= 1956 Cook Islands general election =

General elections were held in the Cook Islands in March 1956. The elections took the form of an election to Rarotonga Island Council, whose sole European member also automatically became the only elected member of the Legislative Council. Incumbent member Henley McKegg was narrowly re-elected, defeating R.J.A. Ingram by three votes.

==Electoral system==
The Cook Islands Legislative Council consisted of ten members elected by island councils (four from Rarotonga and six from smaller islands), ten civil servants appointed by the Governor-General of New Zealand (the Chief Medical Officer, the Director of Agriculture, the Education Officer, six Resident Agents and the Treasurer) and the Resident Commissioner, who was president of the council. The sole European member of Rarotonga Island Council automatically became the island's representative in the Legislative Council, and was the only member of the Legislative Council to be directly elected.

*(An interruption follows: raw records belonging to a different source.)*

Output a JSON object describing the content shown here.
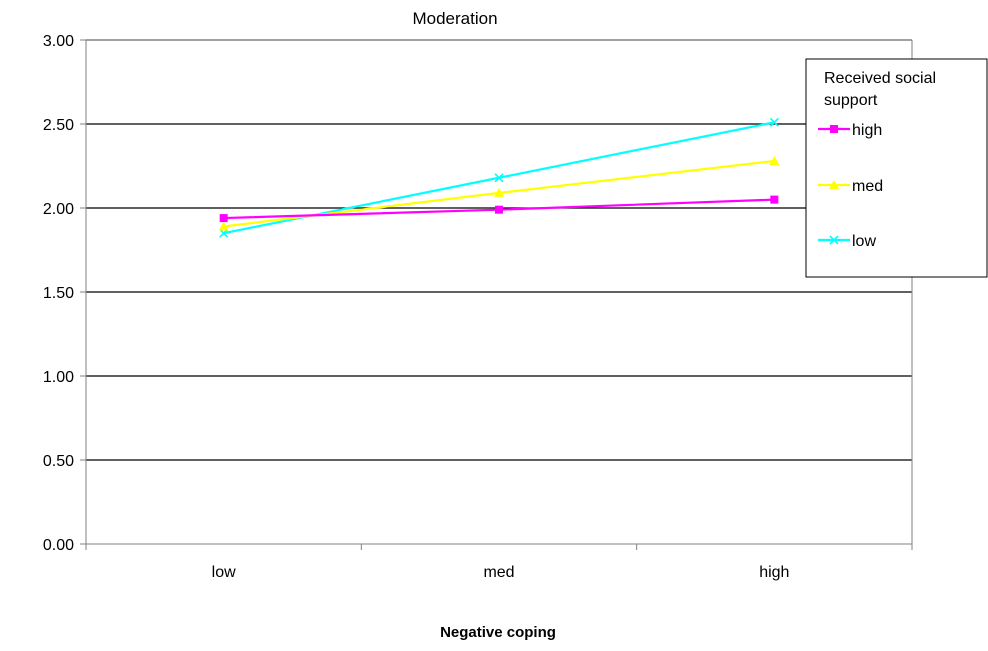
{
  "chart_data": {
    "type": "line",
    "title": "Moderation",
    "xlabel": "Negative coping",
    "ylabel": "",
    "categories": [
      "low",
      "med",
      "high"
    ],
    "ylim": [
      0,
      3
    ],
    "yticks": [
      "0.00",
      "0.50",
      "1.00",
      "1.50",
      "2.00",
      "2.50",
      "3.00"
    ],
    "grid": true,
    "legend": {
      "title_lines": [
        "Received social",
        "support"
      ],
      "placement": "right"
    },
    "series": [
      {
        "name": "high",
        "values": [
          1.94,
          1.99,
          2.05
        ],
        "color": "#FF00FF",
        "marker": "square"
      },
      {
        "name": "med",
        "values": [
          1.89,
          2.09,
          2.28
        ],
        "color": "#FFFF00",
        "marker": "triangle"
      },
      {
        "name": "low",
        "values": [
          1.85,
          2.18,
          2.51
        ],
        "color": "#00FFFF",
        "marker": "x"
      }
    ]
  }
}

Elections to Rarotonga Island Council were held every three years, with the six Cook Islander members elected from single-member constituencies based on the land survey districts, and the European member from the entire island.

==Results==
===European member===

| Candidate | Votes | % | Notes |
| Henley McKegg | 65 | 51.18 | Re-elected |
| R.J.A. Ingram | 62 | 48.82 |  |
| Total | 127 | 100.00 |  |
| Valid votes | 127 | 98.45 |  |
| Invalid/blank votes | 2 | 1.55 |  |
| Total votes | 129 | 100.00 |  |
Source: Pacific Islands Monthly

===Cook Islander members===
In the Cook Islander seats, voter turnout was higher than any previous election. The Cook Islands Progressive Association won three of the six seats, with another party member finishing joint first in a tied seat.